Australia has a reputation for harbouring some of the worst triggers on Earth for whatever nature-inspired phobia you might have. Our pizza rat is a huntsman dragging a dead mouse up the side of a refrigerator, and don't get me started on how this kangaroo got sexually aroused by a dying female.
But don't worry, this story is only about nice things. Nice things like a massive huntsman trying to clean up a gecko corpse from a couple's living room window. Everyone likes nice things.
The images were captured by Australian Melanie Jade Ottaway at her home in Queensland, and she reports that the spider was about 12 cm in diameter (5 inches).
"We just sat down to have dinner at the dining table and noticed something massive on the glass sliding door, I got up to have a closer look and there it was, a huge huntsman with a gorgeous little gecko in his mouth," she told Sam Webb at The Sun.

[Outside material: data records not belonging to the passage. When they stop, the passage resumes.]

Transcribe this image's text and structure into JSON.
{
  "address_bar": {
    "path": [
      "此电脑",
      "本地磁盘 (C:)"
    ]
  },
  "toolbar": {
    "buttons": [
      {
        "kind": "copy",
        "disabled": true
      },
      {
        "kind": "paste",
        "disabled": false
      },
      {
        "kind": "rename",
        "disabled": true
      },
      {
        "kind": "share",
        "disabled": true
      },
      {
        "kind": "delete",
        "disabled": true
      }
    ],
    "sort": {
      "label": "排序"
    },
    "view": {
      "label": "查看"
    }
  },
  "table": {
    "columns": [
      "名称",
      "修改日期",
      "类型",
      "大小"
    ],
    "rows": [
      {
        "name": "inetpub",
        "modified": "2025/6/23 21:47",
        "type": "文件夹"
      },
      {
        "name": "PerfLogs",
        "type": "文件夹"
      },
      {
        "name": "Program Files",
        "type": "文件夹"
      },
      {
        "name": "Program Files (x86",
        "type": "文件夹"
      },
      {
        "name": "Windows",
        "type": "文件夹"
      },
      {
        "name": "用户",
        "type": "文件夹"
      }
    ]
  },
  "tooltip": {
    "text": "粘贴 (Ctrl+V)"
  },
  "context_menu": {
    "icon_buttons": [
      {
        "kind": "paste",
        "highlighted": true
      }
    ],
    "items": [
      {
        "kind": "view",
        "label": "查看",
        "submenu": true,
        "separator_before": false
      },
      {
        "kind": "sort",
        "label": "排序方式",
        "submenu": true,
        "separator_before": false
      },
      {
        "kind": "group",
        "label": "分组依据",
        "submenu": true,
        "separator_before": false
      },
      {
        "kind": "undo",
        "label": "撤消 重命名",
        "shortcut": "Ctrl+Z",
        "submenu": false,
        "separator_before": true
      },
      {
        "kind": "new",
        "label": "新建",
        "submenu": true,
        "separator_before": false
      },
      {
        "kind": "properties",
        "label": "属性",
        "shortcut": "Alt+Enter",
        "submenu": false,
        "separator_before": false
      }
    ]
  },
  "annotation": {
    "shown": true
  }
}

"It was too late to save him, so we let nature take its path."
Let's all just take a moment to appreciate the vacant stare of our deceased gecko friend.
It died accepting a fate that most of us wouldn't wish on our worst enemy, and it did it with little Mickey Mouse hands 🙁
For prey like this ill-fated gecko, huntsman spiders are a pretty intimidating foe.
Unlike web-building spiders, which can be avoided pretty easily so long as you watch where you're going, or are big enough to not care, huntsman track their prey using stealth tactics.
They stalk their food, capture it, and hold it in place with powerful, mouse-toting mandibles, while their venom immobilises them.
Huntsman belong to a group of more than 1,000 separate species of spiders belonging to the Sparassidae family, and they're found across Australia, Africa, Asia, the Mediterranean, and the Americas.
While they're not exactly known for chowing down on mice and relatively large lizards, they're opportunistic predators, so they'll certainly give it a go if the opportunity presents itself.
And the bad news for anyone who doesn't like huntsmen - all those record-breaking months we've had this year is only going to help populations, because spiders thrive in the heat.
If you're in Sydney, we've already had a 'spider boom' earlier this year - the heat at the end of last summer caused an increase in prey that experts suspect led to an increase in spider babies surviving to adulthood.
Oh and don't think summer storms will help - that will just bring them into your home.
With record-breaking temperatures expected for this summer, I guess all we can say is good luck out there.